'I dare you. I double-dog dare you.'
This is exactly what Alabama is saying with its new sales and use tax rule (No. 810-6-2-.90.03) which takes effect January 1, 2016. The new rule considers out-of-state sellers who lack an Alabama physical presence, but who have sold more than $250,000 in retail sales of tangible personal property in the previous calendar year and conducts certain activities, to have a substantial economic presence in Alabama for sales and use tax purposes. Consequently, the new rule requires the out-of-state sellers who meet the $250,000 and 'activities' threshold, to register for a license with the Department and to collect and remit tax.
NOTE: The $250,000 threshold is not the only test. The out-of-state seller must also be conducting specific activities as referenced in the Rule. Please see the Rule for all of the details.
The new rule flies in the face of U.S. Supreme Court precedent (Quill Corp v. North Dakota, 504 U.S. 298 (1992)) which requires collection of sales and use tax by companies that have a physical presence in a state.
Many media articles have stated the Alabama Governor and Revenue Commissioner want a large online retailer (i.e., Amazon) to challenge the law and force the U.S. Supreme Court to take the case in the hopes the Court will rule in the state's favor.
Will Amazon make the challenge?
Should Amazon take the bait?
If Amazon does challenge it, there is probably a 50/50 chance of winning. If Amazon doesn't challenge it, Alabama wins and other states will consider enacting similar legislation.
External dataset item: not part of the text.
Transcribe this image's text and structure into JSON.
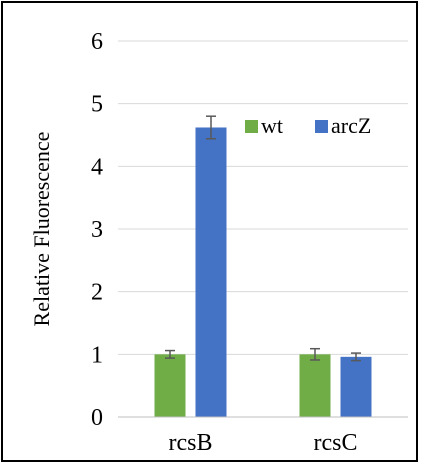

But who does the law hurt? Amazon, maybe not. Amazon used to fight sales tax collection legislation, now it just builds large distribution centers (and collects sales tax) in states to provide faster service to clients and create stronger competition for brick and mortar stores. I can personally confirm that this strategy is working. This Christmas season, I definitely preferred to shop from the comfort of my living room, rather than combat the crowds and traffic at a store for items that may or may not be in stock.
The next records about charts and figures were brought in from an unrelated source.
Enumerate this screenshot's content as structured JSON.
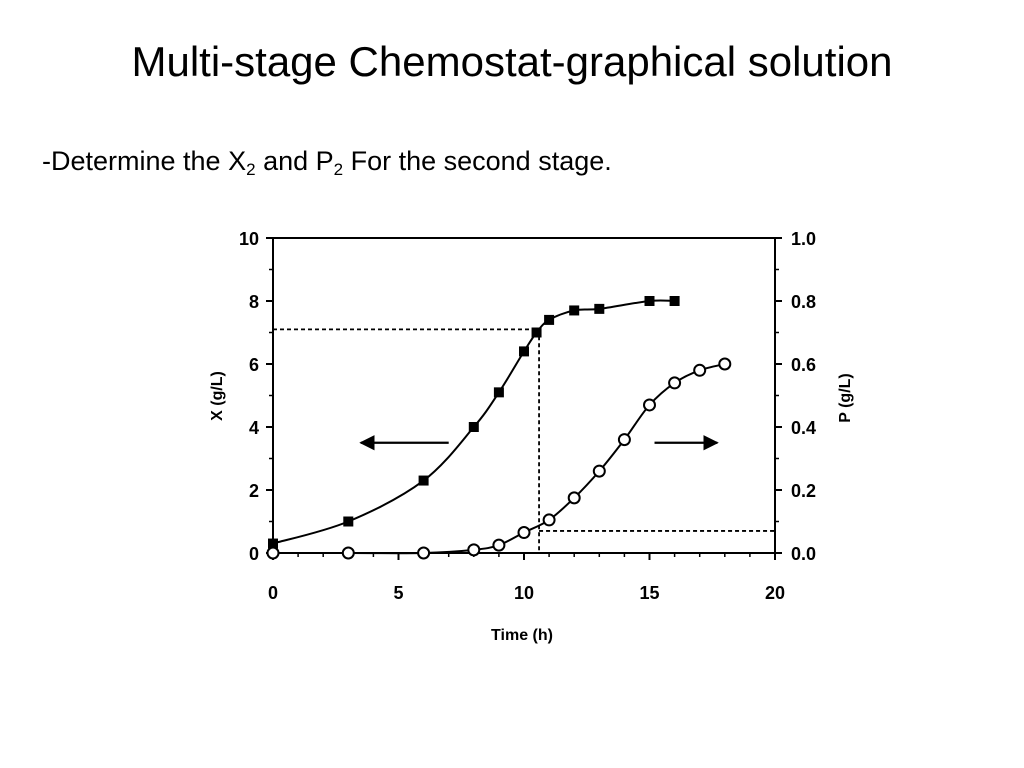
{
  "slide": {
    "title": "Multi-stage Chemostat-graphical solution",
    "bullet_prefix": "-Determine the X",
    "bullet_sub1": "2",
    "bullet_mid": " and P",
    "bullet_sub2": "2",
    "bullet_suffix": " For the second stage."
  },
  "chart_data": {
    "type": "scatter",
    "xlabel": "Time (h)",
    "ylabel_left": "X (g/L)",
    "ylabel_right": "P (g/L)",
    "xlim": [
      0,
      20
    ],
    "ylim_left": [
      0,
      10
    ],
    "ylim_right": [
      0,
      1.0
    ],
    "x_ticks": [
      "0",
      "5",
      "10",
      "15",
      "20"
    ],
    "y_left_ticks": [
      "0",
      "2",
      "4",
      "6",
      "8",
      "10"
    ],
    "y_right_ticks": [
      "0.0",
      "0.2",
      "0.4",
      "0.6",
      "0.8",
      "1.0"
    ],
    "grid": false,
    "series": [
      {
        "axis": "left",
        "marker": "filled-square",
        "x": [
          0,
          3,
          6,
          8,
          9,
          10,
          10.5,
          11,
          12,
          13,
          15,
          16
        ],
        "y": [
          0.3,
          1.0,
          2.3,
          4.0,
          5.1,
          6.4,
          7.0,
          7.4,
          7.7,
          7.75,
          8.0,
          8.0
        ]
      },
      {
        "axis": "right",
        "marker": "open-circle",
        "x": [
          0,
          3,
          6,
          8,
          9,
          10,
          11,
          12,
          13,
          14,
          15,
          16,
          17,
          18
        ],
        "y": [
          0.0,
          0.0,
          0.0,
          0.01,
          0.025,
          0.065,
          0.105,
          0.175,
          0.26,
          0.36,
          0.47,
          0.54,
          0.58,
          0.6
        ]
      }
    ],
    "guide_lines": {
      "x_at": 10.6,
      "x_level_left": 7.1,
      "p_level_right": 0.07
    },
    "annotations": [
      {
        "type": "arrow",
        "direction": "left",
        "meaning": "X uses left axis",
        "x_from": 7,
        "x_to": 3.5,
        "y_left": 3.5
      },
      {
        "type": "arrow",
        "direction": "right",
        "meaning": "P uses right axis",
        "x_from": 15.2,
        "x_to": 17.7,
        "y_left": 3.5
      }
    ],
    "colors": {
      "ink": "#000000",
      "background": "#ffffff"
    }
  }
}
NOTE: Amazon is currently collecting sales tax in 26 states (Alabama is not one of them).
If it doesn't hurt Amazon, then why should it challenge the law and incur the costly legal battle? Simply negotiate incentives to build a large distribution center in Alabama and reap the business benefits of crushing the brick and mortar competition. Perhaps this is exactly what Alabama wants. Perhaps Alabama doesn't care about collecting sales tax from every online retailer, only Amazon or similar companies. Perhaps it would be better for everyone if Amazon simply built distribution centers in every state - it definitely would provide better customer service, and states would receive increased sales tax revenue. If Amazon took this path, perhaps the national debate of taxing remote online retailers would go away.